Savoir sélectionner ses marchés

logo_deltadoreL’histoire de Delta Dore a commencé il y a 40 ans, par la sous-traitance électronique. L’envol de la société eut lieu lorsqu’elle inventa le « délesteur » – une innovation - dans  le  chauffage électrique et lança des produits à son nom. Ce domaine allait constituer le cœur de l’activité de l’entreprise. En parallèle  Delta Dore introduisit sur le marché les  premiers thermostats programmables puis ce fut l’entrée dans la domotique  et la maison connectée. Si, Delta Dore réalise aujourd’hui un chiffre d’affaires de 126 millions d’euros, emploie 800 salariés dans ses 6  sites en France, elle le doit à sa capacité à innover : l’investissement en R et D représente, en moyenne, 7 % du chiffre d’affaires et concerne plus d’une centaine de personnes.

L’export va s’amplifier  à partir de 2008 avec l’arrivée du Président actuel qui fort de son expérience chez Schneider Electrique a eu la volonté de faire de Delta Dore, une entité internationale. Aujourd’hui l’export atteint 25 % des ventes et devrait d’ici deux ans se situer à près de 40 %.

Comment la société a-t-elle procédé ?
Le fondement de l’approche repose, en amont, sur une sélection rigoureuse des marchés. Cela consiste non seulement  à choisir les pays qui ont le plus gros potentiel, mais aussi ceux qui sont les plus « attractifs ». Cette qualité se mesurant au travers de 3 paramètres. La croissance, la capacité de différenciation de Delta Dore et enfin le niveau de prix de vente.
Cette démarche implique à la fois de mettre en œuvre des « études et analyses en chambre » dans un premier temps et surtout de mener, en envoyant des commerciaux sur le terrain, une phase de validation. C’est ainsi que l’Allemagne, l’Italie et le Royaume-Uni ont constitué, au départ, les cibles de premier rang.
Aujourd’hui, l’export concerne pratiquement tous les pays de l’Ouest et du Nord de l’Europe, ainsi que trois pays d’Asie. Dans les marchés les plus importants des filiales (commercialisation et support) ont été créées cela a été le cas pour l’Allemagne, le Royaume-Uni,  l’Italie,  l’Espagne mais aussi de la Chine, de Singapour et des Philippines. Les autres marchés sont confiés à des « master distributeurs ».
L’organisation en interne se veut légère, tous les moyens étant concentrés au plan local.
Les premières années, la société a fait appel aux prestations d’Ubifrance, et de Bretagne International, ces accompagnements étant destinés à optimiser les opérations de qualification  des différents marchés.
Le faire-savoir passe essentiellement par les salons professionnels (Allemagne, Shanghai…) et le site Internet qui voit sa fréquentation croitre régulièrement et qui devrait prochainement jouer un rôle beaucoup plus interactif que ce soit commercialement ou au plan du support produit.

Les problèmes rencontrés.
Ils sont au nombre de deux. Intégrer la culture, le mode de management des différents pays, « ne pas faire du français à l’international ». Prendre en compte les spécificités de chaque pays et pratiquer, cela demande un réel effort, une démarche marché par marché.
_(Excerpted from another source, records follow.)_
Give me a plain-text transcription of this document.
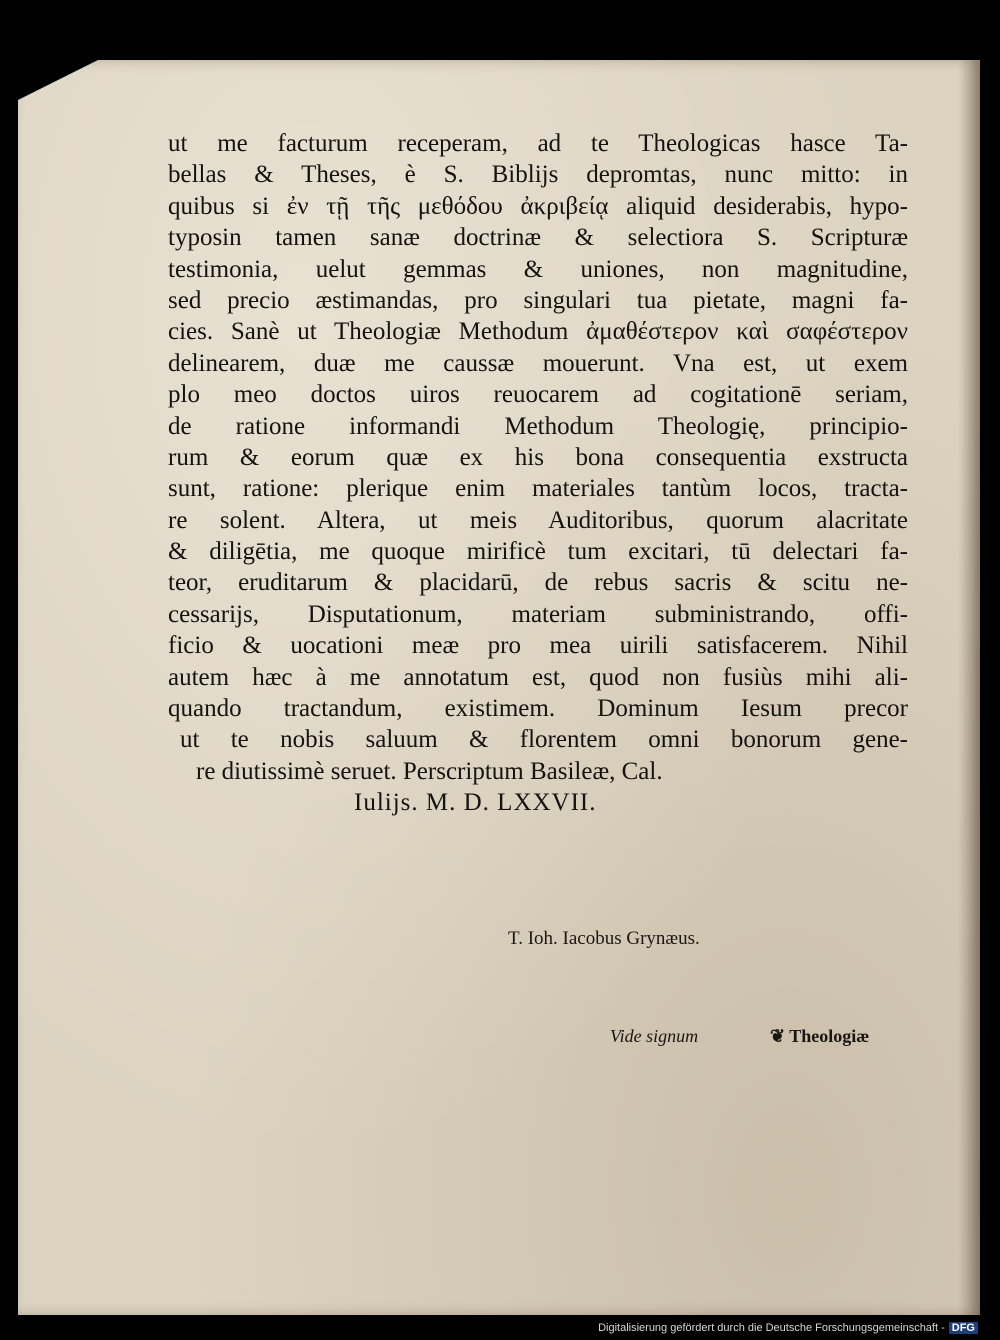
ut me facturum receperam, ad te Theologicas hasce Ta-
bellas & Theses, è S. Biblijs depromtas, nunc mitto: in
quibus si ἐν τῇ τῆς μεθόδου ἀκριβείᾳ aliquid desiderabis, hypo-
typosin tamen sanæ doctrinæ & selectiora S. Scripturæ
testimonia, uelut gemmas & uniones, non magnitudine,
sed precio æstimandas, pro singulari tua pietate, magni fa-
cies. Sanè ut Theologiæ Methodum ἀμαθέστερον καὶ σαφέστερον
delinearem, duæ me caussæ mouerunt. Vna est, ut exem
plo meo doctos uiros reuocarem ad cogitationē seriam,
de ratione informandi Methodum Theologię, principio-
rum & eorum quæ ex his bona consequentia exstructa
sunt, ratione: plerique enim materiales tantùm locos, tracta-
re solent. Altera, ut meis Auditoribus, quorum alacritate
& diligētia, me quoque mirificè tum excitari, tū delectari fa-
teor, eruditarum & placidarū, de rebus sacris & scitu ne-
cessarijs, Disputationum, materiam subministrando, offi-
ficio & uocationi meæ pro mea uirili satisfacerem. Nihil
autem hæc à me annotatum est, quod non fusiùs mihi ali-
quando tractandum, existimem. Dominum Iesum precor
ut te nobis saluum & florentem omni bonorum gene-
re diutissimè seruet. Perscriptum Basileæ, Cal.
Iulijs. M. D. LXXVII.
T. Ioh. Iacobus Grynæus.
Vide signum	❦ Theologiæ
Digitalisierung gefördert durch die Deutsche Forschungsgemeinschaft - DFG
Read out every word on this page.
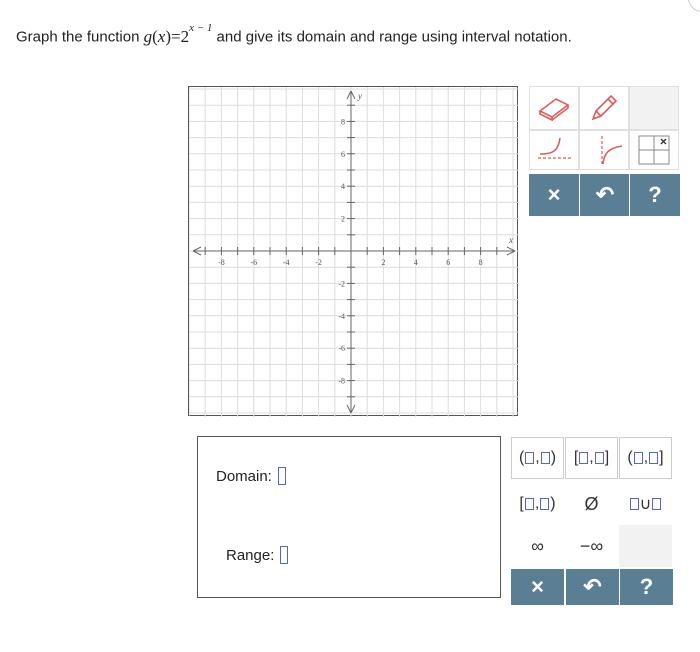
Graph the function $g(x)=2^{x - 1}$ and give its domain and range using interval notation.
-8	-6	-4	-2	2	4	6	8
8
6
4
2
-2
-4
-6
-8
x
y
× ↶ ?
Domain:
Range:
( , ) [ , ] ( , ]
[ , ) Ø	∪
∞ −∞
× ↶ ?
Les conseils de Jean-Luc Bouchery Directeur commercial Groupe.
Ce qui est fondamental, 80 % de la réussite, pour une PME c’est le travail de préparation car pour ce type d’entreprises, contrairement aux grands groupes, il est difficile de perdre de l’argent pendant plusieurs années sur un marché. On doit aussi intégrer la durée et la persévérance. Les résultats prennent du temps pour aboutir. Enfin plus on qualifiera son approche marché plus on évitera les mauvaises surprises.